So in this case, all you need to do is to define your validation datasets and thats it, our callback will take care of rest of things. If you are unfamiliar with the syntaxes below, you should check out [datasets](/examples/datasets.ipynb) and [evaluator](/examples/evaluation.ipynb) section. 

In [10]:
bird_dev = Text2SQLDataset(dataset_name="bird", split="validation", dataset_folder=path).setup_dataset(
    num_rows=10,
    filter_by=("difficulty", "challenging")
)

2024-09-07 10:43:00,302 - [BIRD-DATASET] - INFO - Loaded Bird Dataset
2024-09-07 10:43:00,303 - [BIRD-DATASET] - INFO - Setting up Bird Dataset
Applying prompt: 100%|██████████| 10/10 [00:00<00:00, 1762.53it/s]

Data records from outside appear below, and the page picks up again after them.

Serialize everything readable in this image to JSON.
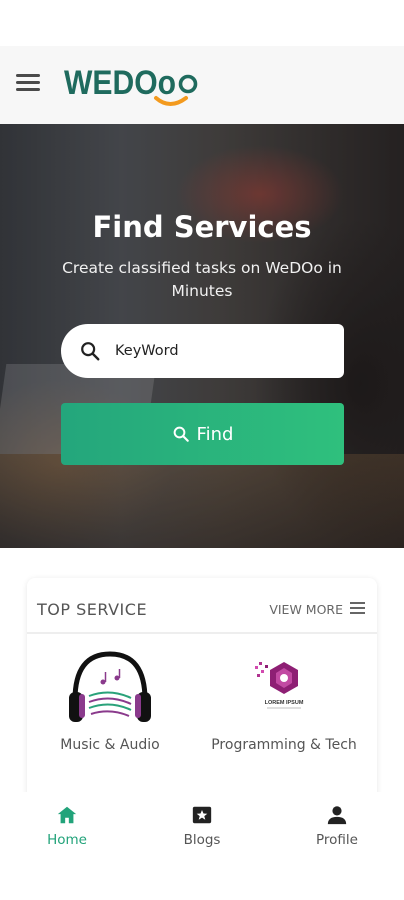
{
  "header": {
    "logo_text": "WEDOo"
  },
  "hero": {
    "title": "Find Services",
    "subtitle": "Create classified tasks on WeDOo in Minutes"
  },
  "search": {
    "value": "KeyWord"
  },
  "find_button": {
    "label": "Find"
  },
  "top_service": {
    "title": "TOP SERVICE",
    "view_more": "VIEW MORE",
    "items": [
      {
        "label": "Music & Audio",
        "icon": "headphones-icon"
      },
      {
        "label": "Programming & Tech",
        "icon": "lorem-ipsum-logo-icon",
        "icon_text": "LOREM IPSUM"
      }
    ]
  },
  "bottom_nav": {
    "items": [
      {
        "label": "Home",
        "icon": "home-icon",
        "active": true
      },
      {
        "label": "Blogs",
        "icon": "blogs-icon",
        "active": false
      },
      {
        "label": "Profile",
        "icon": "profile-icon",
        "active": false
      }
    ]
  },
  "colors": {
    "brand_teal": "#1f6b5e",
    "brand_orange": "#f39a1e",
    "accent_green": "#22a37a",
    "text_dark": "#333333"
  }
}
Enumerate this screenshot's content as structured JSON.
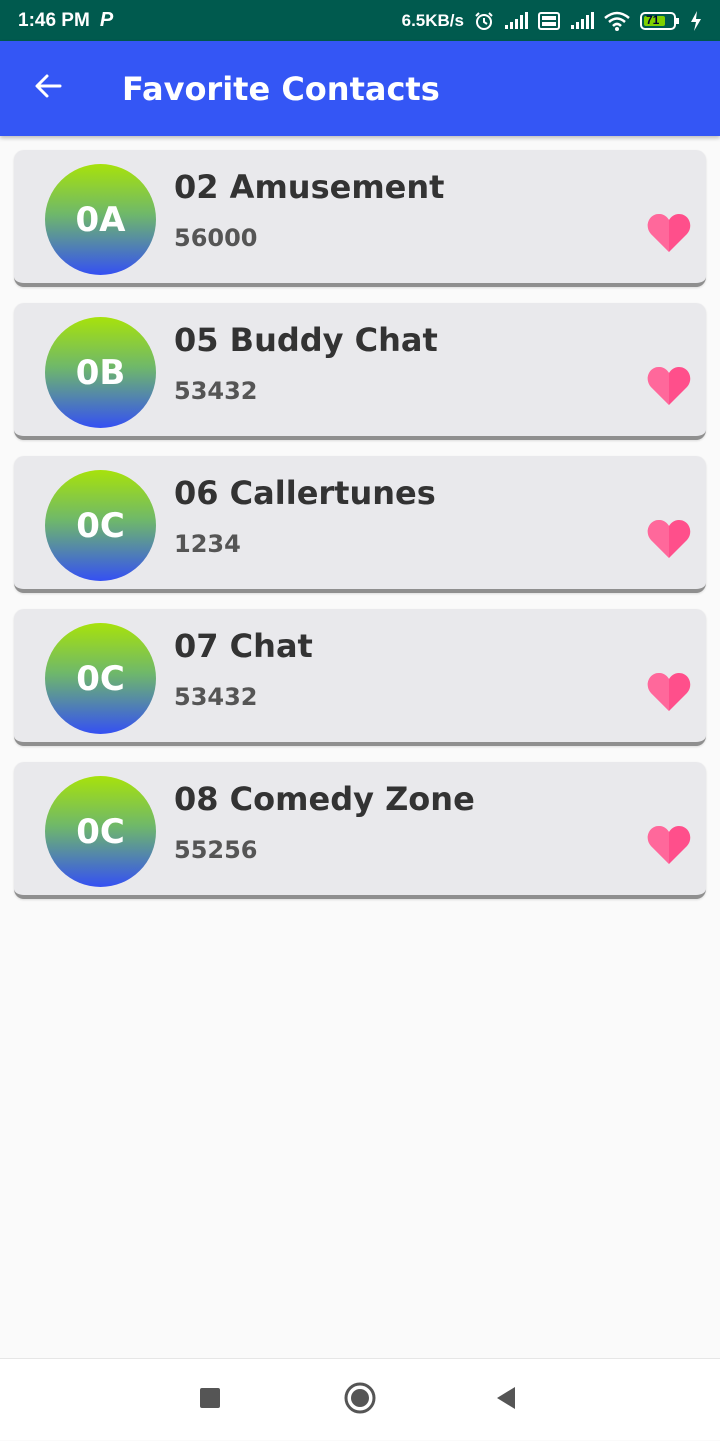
{
  "status_bar": {
    "time": "1:46 PM",
    "p_badge": "P",
    "network_speed": "6.5KB/s",
    "battery": "71",
    "icons": [
      "alarm-icon",
      "signal-icon",
      "volte-icon",
      "signal-icon",
      "wifi-icon",
      "battery-icon",
      "charging-icon"
    ]
  },
  "app_bar": {
    "title": "Favorite Contacts",
    "back_icon": "arrow-left-icon",
    "color": "#3456f5"
  },
  "contacts": [
    {
      "initials": "0A",
      "name": "02 Amusement",
      "number": "56000"
    },
    {
      "initials": "0B",
      "name": "05 Buddy Chat",
      "number": "53432"
    },
    {
      "initials": "0C",
      "name": "06 Callertunes",
      "number": "1234"
    },
    {
      "initials": "0C",
      "name": "07 Chat",
      "number": "53432"
    },
    {
      "initials": "0C",
      "name": "08 Comedy Zone",
      "number": "55256"
    }
  ],
  "favorite_icon": "heart-icon",
  "favorite_color": "#ff4f8b",
  "nav_bar": {
    "icons": [
      "recent-apps-icon",
      "home-icon",
      "back-icon"
    ]
  }
}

Now that we have set up everything, we need to initialize our tuner class. To initialize our tuner, we need to provide a `model_name_or_path` which will load the model (which is to be fine-tuned) and also provide an `experiment_name` which will save all the logs. 

In [11]:
tuner = Text2SQLPeftTuner(
    model_name_or_path=model_name_or_path,
    experiment_name="lora_tuning"
)

Unrecognized keys in `rope_scaling` for 'rope_type'='linear': {'type'}
Loading checkpoint shards: 100%|██████████| 2/2 [00:05<00:00,  2.82s/it]


Finally we call the train functions to provide the following things:

1. train_datasets: The merged datasets which will be used for training
2. output_dir: the output directory in which model weights will be stored
3. num_train_epochs: Number of epochs
4. per_device_train_batch_size: The train batch size per device 
5. gradient_accumulation_steps: Number of gradient accumulation steps
6. evaluation_dataset: The evaluation dataset. It can also be None, and in that case it will not do evaluation steps during fine-tuning.
7. eval_steps: After how many steps we need to start evaluation. 
8. max_seq_length: Maximum permissible sequence length of the model. 
9. executor: Only provide an [executor](/examples/evaluation.ipynb) when you have defined a evaluation_dataset. 
10. filter_eval_results_by: Make sure the filter key and filter value is present inside the dataset. This will filter the results out. In our case we are filtering by difficulty to only evaluate on challenging data points.

Additionally you can provide your additional parameters (which should be compatible with [transformers TrainingArguments](https://huggingface.co/docs/transformers/v4.44.2/en/main_classes/trainer#transformers.TrainingArguments)) in form of **kwargs and it will override any other default settings. Now let's use this information to train the model. 

In [None]:
tuner.train(
    train_datasets=merged_dataset,
    output_dir="./output",
    num_train_epochs=1,
    per_device_train_batch_size=1,
    gradient_accumulation_steps=1,
    evaluation_dataset=bird_dev,
    eval_steps=100,
    max_seq_length=1024,
    executor=SQLiteExecutor(),
    filter_eval_results_by=("difficulty", "challenging")
)

This will start training the model. And you will see all the model outputs being stored inside `./output` and all the model fine-tuning logs being stored inside `./experiments/train/<experiment-name>` directory. You can checkout our [fine-tuning using LoRA script](/examples/lora_tuning.py) for an end to end example.